Gli studi a tutto campo sulle malattie neurodegenerative condotte dai ricercatori finanziati da Telethon comprendono quelli in corso, sempre a Pisa, nel laboratorio diretto del dott. Yuri Bozzi, dove si indaga l'effetto della lesione della corteccia visiva, l'area del cervello deputata alla percezione dello stimolo visivo. Dal 1991 la Toscana ha ricevuto da Telethon finanziamenti per 4.880.433 euro che hanno sostenuto 74 progetti di ricerca nella regione: di questi 15 localizzati proprio a Pisa presso l'università, il CNR e la Scuola S. Anna. Sempre a Pisa è presente Margherita Maffei, ricercatrice del DTI, l'Istituto Telethon Dulbecco nato con l'obiettivo di finanziare progetti e carriere di scienziati d'eccellenza e favorire il rientro in Italia di quelli che in passato sono stati spinti a cercare migliori condizioni di lavoro in altri paesi.

da "IL TEMPO

 


CURA DI SPINACI
MEDICINA, LA PROTEINA DEL VEGETALE CONTRO LA CECITA'

Potrebbe venire dagli spinaci una cura contro la cecità! Un gruppo di ricercatori statunitensi sta studiando un sistema per ridare la vista a malati di retinite pigmentosa.

Nei pazienti affetti da questa malattia i collegamenti nervosi dagli occhi al cervello, sono intatti, ma gli occhi sono completamente privi di fotorecettori. Gli studiosi sperano di sostituire i fotorecettori non funzionanti con la proteina degli spinaci implicata nel processo di fotosintesi, capace di generare una piccola scarica elettrica dopo aver catturato un fotone. In uno studio precedente, si è dimostrato, infatti, che stimolando elettricamente la retina di pazienti completamente ciechi, molti possono percepire immagini, come se la stimolazione fosse procurata dalla luce. Il problema è quello di vedere se le tensioni elettriche generate dalla proteina saranno sufficienti.


"E' più facile oggi la diagnosi della Retinite Pigmentosa"

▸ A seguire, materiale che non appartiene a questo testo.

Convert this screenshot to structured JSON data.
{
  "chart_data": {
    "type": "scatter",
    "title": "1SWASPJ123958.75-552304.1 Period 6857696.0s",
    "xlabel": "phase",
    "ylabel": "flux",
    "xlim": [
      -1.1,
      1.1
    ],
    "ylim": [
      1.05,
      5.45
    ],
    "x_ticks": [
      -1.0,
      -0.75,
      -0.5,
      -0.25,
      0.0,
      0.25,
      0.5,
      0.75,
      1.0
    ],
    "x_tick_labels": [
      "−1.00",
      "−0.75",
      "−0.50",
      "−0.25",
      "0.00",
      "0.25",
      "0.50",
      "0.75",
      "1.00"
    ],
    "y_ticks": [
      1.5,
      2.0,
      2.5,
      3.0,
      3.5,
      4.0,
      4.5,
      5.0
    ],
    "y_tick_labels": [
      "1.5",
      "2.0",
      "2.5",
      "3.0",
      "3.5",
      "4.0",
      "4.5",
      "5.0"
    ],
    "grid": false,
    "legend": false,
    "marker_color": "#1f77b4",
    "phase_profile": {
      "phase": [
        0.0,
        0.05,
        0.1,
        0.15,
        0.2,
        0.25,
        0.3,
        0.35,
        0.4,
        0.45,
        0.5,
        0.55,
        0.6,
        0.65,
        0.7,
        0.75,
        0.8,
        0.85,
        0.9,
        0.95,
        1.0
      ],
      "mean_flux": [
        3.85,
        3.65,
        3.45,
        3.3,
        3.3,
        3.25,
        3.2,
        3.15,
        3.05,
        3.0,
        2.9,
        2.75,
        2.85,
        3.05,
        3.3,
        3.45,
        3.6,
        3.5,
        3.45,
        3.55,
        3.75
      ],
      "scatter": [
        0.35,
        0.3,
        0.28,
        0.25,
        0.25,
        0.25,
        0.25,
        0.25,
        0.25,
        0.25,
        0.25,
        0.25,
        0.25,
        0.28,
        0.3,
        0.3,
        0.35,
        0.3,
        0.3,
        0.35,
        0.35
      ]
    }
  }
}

Perchè si allargano le possibilità di azione, per contrastare questa grave malattia genetica, che causa la degenerazione progressiva della retina, tutto ciò grazie ai risultati di una ricerca internazionale alla quale hanno contribuito i ricercatori italiani Alfredo Ciccodicola  e  Maria Giuseppina Miano, dell' Istituto   Internazionale di Genetica e Biofisica del CNR di Napoli, in collaborazione con le Università di Edimburgo e di Monaco.

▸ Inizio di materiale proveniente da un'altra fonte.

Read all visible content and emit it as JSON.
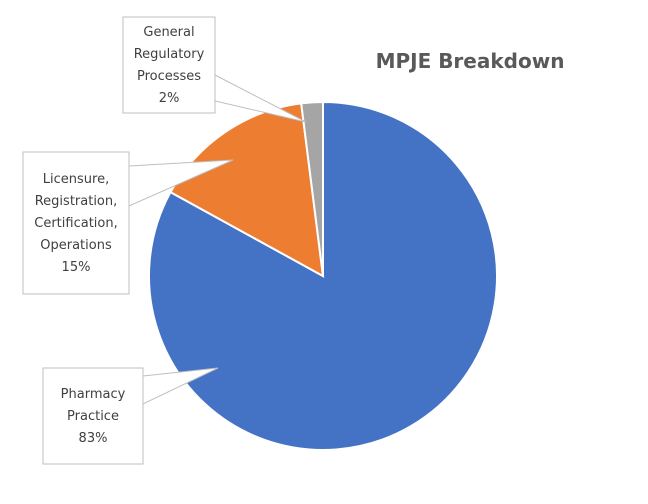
{
  "chart_data": {
    "type": "pie",
    "title": "MPJE Breakdown",
    "slices": [
      {
        "name": "Pharmacy Practice",
        "value": 83,
        "label": "83%",
        "label_lines": [
          "Pharmacy",
          "Practice",
          "83%"
        ],
        "color": "#4472C4"
      },
      {
        "name": "Licensure, Registration, Certification, Operations",
        "value": 15,
        "label": "15%",
        "label_lines": [
          "Licensure,",
          "Registration,",
          "Certification,",
          "Operations",
          "15%"
        ],
        "color": "#ED7D31"
      },
      {
        "name": "General Regulatory Processes",
        "value": 2,
        "label": "2%",
        "label_lines": [
          "General",
          "Regulatory",
          "Processes",
          "2%"
        ],
        "color": "#A5A5A5"
      }
    ],
    "start_angle_deg": 0,
    "direction": "clockwise",
    "legend": "none",
    "data_labels": "callouts"
  }
}
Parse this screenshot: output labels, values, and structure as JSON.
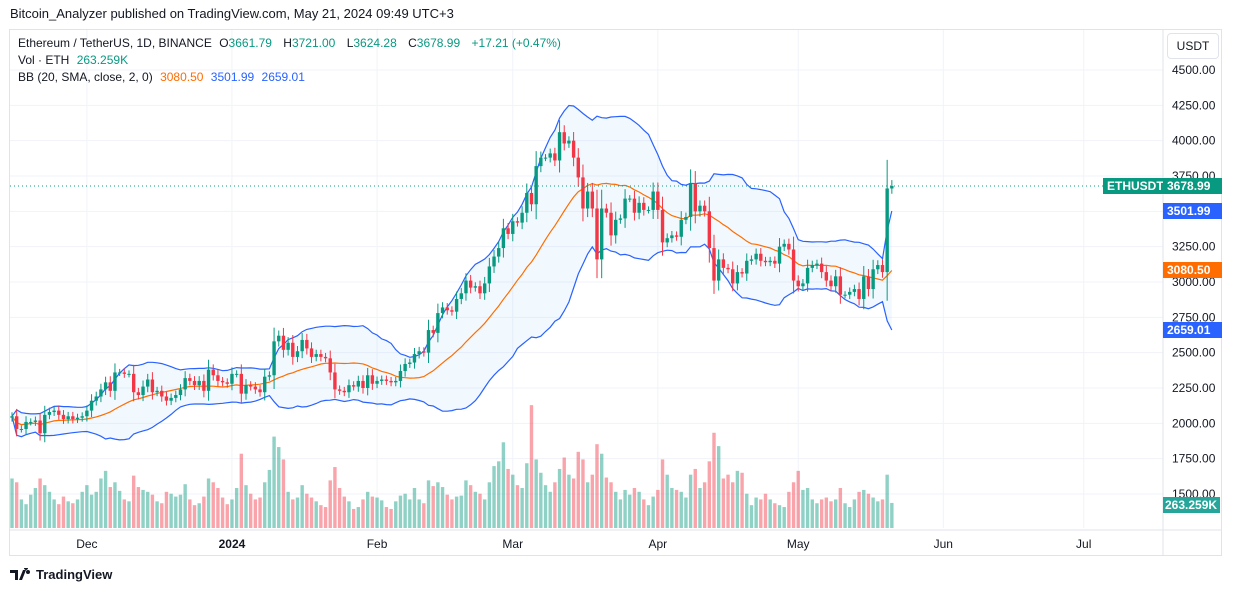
{
  "publish_line": "Bitcoin_Analyzer published on TradingView.com, May 21, 2024 09:49 UTC+3",
  "legend": {
    "symbol": "Ethereum / TetherUS, 1D, BINANCE",
    "o_label": "O",
    "o": "3661.79",
    "h_label": "H",
    "h": "3721.00",
    "l_label": "L",
    "l": "3624.28",
    "c_label": "C",
    "c": "3678.99",
    "change": "+17.21 (+0.47%)",
    "vol_label": "Vol · ETH",
    "vol": "263.259K",
    "bb_label": "BB (20, SMA, close, 2, 0)",
    "bb_basis": "3080.50",
    "bb_upper": "3501.99",
    "bb_lower": "2659.01"
  },
  "price_axis": {
    "currency_button": "USDT",
    "ticks": [
      "4500.00",
      "4250.00",
      "4000.00",
      "3750.00",
      "3250.00",
      "3000.00",
      "2750.00",
      "2500.00",
      "2250.00",
      "2000.00",
      "1750.00",
      "1500.00"
    ],
    "symbol_tag": "ETHUSDT",
    "last_price_tag": "3678.99",
    "upper_tag": "3501.99",
    "basis_tag": "3080.50",
    "lower_tag": "2659.01",
    "volume_tag": "263.259K"
  },
  "footer": {
    "logo_text": "TradingView"
  },
  "colors": {
    "up": "#089981",
    "down": "#f23645",
    "bb_band": "#2962ff",
    "bb_basis": "#ff6d00",
    "band_fill": "#2196f3"
  },
  "chart_data": {
    "type": "candlestick",
    "symbol": "ETHUSDT",
    "interval": "1D",
    "start_date": "2023-11-15",
    "end_date": "2024-05-21",
    "ylim": [
      1350,
      4650
    ],
    "y_ticks": [
      1500,
      1750,
      2000,
      2250,
      2500,
      2750,
      3000,
      3250,
      3500,
      3750,
      4000,
      4250,
      4500
    ],
    "x_ticks": [
      {
        "label": "Dec",
        "date": "2023-12-01"
      },
      {
        "label": "2024",
        "date": "2024-01-01"
      },
      {
        "label": "Feb",
        "date": "2024-02-01"
      },
      {
        "label": "Mar",
        "date": "2024-03-01"
      },
      {
        "label": "Apr",
        "date": "2024-04-01"
      },
      {
        "label": "May",
        "date": "2024-05-01"
      },
      {
        "label": "Jun",
        "date": "2024-06-01"
      },
      {
        "label": "Jul",
        "date": "2024-07-01"
      }
    ],
    "first_open": 2040,
    "close": [
      2050,
      1960,
      1960,
      2010,
      2010,
      2020,
      1930,
      2060,
      2080,
      2090,
      2060,
      2030,
      2050,
      2030,
      2040,
      2050,
      2090,
      2160,
      2190,
      2240,
      2290,
      2230,
      2360,
      2360,
      2350,
      2350,
      2220,
      2200,
      2260,
      2310,
      2220,
      2230,
      2190,
      2160,
      2180,
      2200,
      2240,
      2320,
      2300,
      2270,
      2300,
      2230,
      2380,
      2340,
      2300,
      2290,
      2280,
      2350,
      2350,
      2210,
      2270,
      2260,
      2240,
      2220,
      2330,
      2340,
      2580,
      2620,
      2520,
      2570,
      2470,
      2510,
      2590,
      2530,
      2470,
      2490,
      2470,
      2460,
      2360,
      2240,
      2230,
      2220,
      2270,
      2260,
      2300,
      2250,
      2340,
      2280,
      2300,
      2310,
      2300,
      2290,
      2300,
      2370,
      2420,
      2430,
      2490,
      2510,
      2500,
      2660,
      2640,
      2780,
      2820,
      2800,
      2790,
      2880,
      2920,
      3010,
      2960,
      2970,
      2920,
      2990,
      3110,
      3180,
      3240,
      3380,
      3340,
      3430,
      3420,
      3490,
      3630,
      3550,
      3820,
      3880,
      3880,
      3910,
      3860,
      4060,
      3980,
      4000,
      3880,
      3740,
      3520,
      3640,
      3520,
      3160,
      3520,
      3490,
      3330,
      3440,
      3450,
      3590,
      3590,
      3490,
      3560,
      3510,
      3510,
      3640,
      3510,
      3280,
      3310,
      3330,
      3320,
      3440,
      3460,
      3700,
      3500,
      3540,
      3500,
      3240,
      3010,
      3160,
      3100,
      3090,
      2990,
      3070,
      3060,
      3150,
      3160,
      3200,
      3150,
      3140,
      3150,
      3130,
      3250,
      3270,
      3230,
      3010,
      2970,
      2990,
      3100,
      3120,
      3130,
      3070,
      3010,
      2970,
      3040,
      2910,
      2910,
      2930,
      2950,
      2880,
      3040,
      2950,
      3090,
      3120,
      3070,
      3661.79,
      3678.99
    ],
    "last_candle": {
      "open": 3661.79,
      "high": 3721.0,
      "low": 3624.28,
      "close": 3678.99
    },
    "volume_k": [
      520,
      480,
      300,
      250,
      350,
      420,
      520,
      450,
      380,
      300,
      250,
      330,
      280,
      260,
      300,
      380,
      450,
      350,
      380,
      520,
      600,
      430,
      480,
      390,
      300,
      280,
      550,
      430,
      400,
      380,
      350,
      280,
      260,
      380,
      360,
      330,
      350,
      460,
      300,
      240,
      260,
      330,
      520,
      480,
      420,
      320,
      250,
      300,
      420,
      780,
      450,
      360,
      300,
      320,
      480,
      610,
      960,
      850,
      720,
      380,
      300,
      320,
      450,
      360,
      320,
      280,
      240,
      220,
      500,
      640,
      420,
      330,
      280,
      200,
      220,
      300,
      380,
      330,
      320,
      290,
      220,
      200,
      280,
      340,
      360,
      300,
      420,
      300,
      260,
      500,
      440,
      480,
      430,
      350,
      300,
      330,
      340,
      500,
      450,
      380,
      360,
      300,
      480,
      650,
      700,
      900,
      620,
      560,
      450,
      420,
      680,
      1290,
      720,
      580,
      450,
      380,
      480,
      620,
      740,
      560,
      520,
      800,
      720,
      480,
      560,
      880,
      780,
      530,
      480,
      380,
      300,
      400,
      350,
      420,
      380,
      300,
      240,
      330,
      400,
      720,
      560,
      420,
      400,
      380,
      320,
      560,
      620,
      420,
      480,
      700,
      1000,
      860,
      520,
      560,
      480,
      600,
      580,
      360,
      240,
      320,
      300,
      360,
      300,
      260,
      240,
      220,
      380,
      480,
      600,
      400,
      420,
      300,
      260,
      300,
      320,
      280,
      300,
      420,
      260,
      220,
      300,
      380,
      400,
      360,
      320,
      280,
      300,
      560,
      263.259
    ],
    "indicators": [
      {
        "name": "BB",
        "length": 20,
        "ma": "SMA",
        "source": "close",
        "mult": 2,
        "last": {
          "basis": 3080.5,
          "upper": 3501.99,
          "lower": 2659.01
        }
      }
    ],
    "grid": true,
    "last_price_line": 3678.99
  }
}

La diagnosi della retinite pigmentosa rappresenta spesso una sfida difficile per i genetisti, sono oltre 30 infatti i geni noti per essere causa della malattia ed altri restano ancora da scoprire.

Già nel 1996 lo stesso gruppo di ricerca aveva identificato il gene RPGR, responsabile di una delle forme più gravi di retinite pigmentosa, chiamata RP3.

Dato che il gene RPGR si trova sul cromosoma "X" , la forma RP3 colpisce quasi esclusivamente i maschi. I ricercatori hanno così scoperto che la maggior parte delle mutazioni che causano la RP3 si concentra in una "zona calda" del gene di cui finora si ignorava l'esistenza.

Analizzando il DNA di 47 pazienti affetti da RP3 per i quali i precedenti esami molecolari avevano dato esito negativo, si è riscontrato che oltre la metà di essi possedeva mutazioni proprio nella porzione appena identificata . Grazie a questi risultati si potrà allargare la possibilità di diagnosi pre-  e  post-natali fino a comprendere circa il 70% dei casi di retinite pigmentosa legata al cromosoma "X".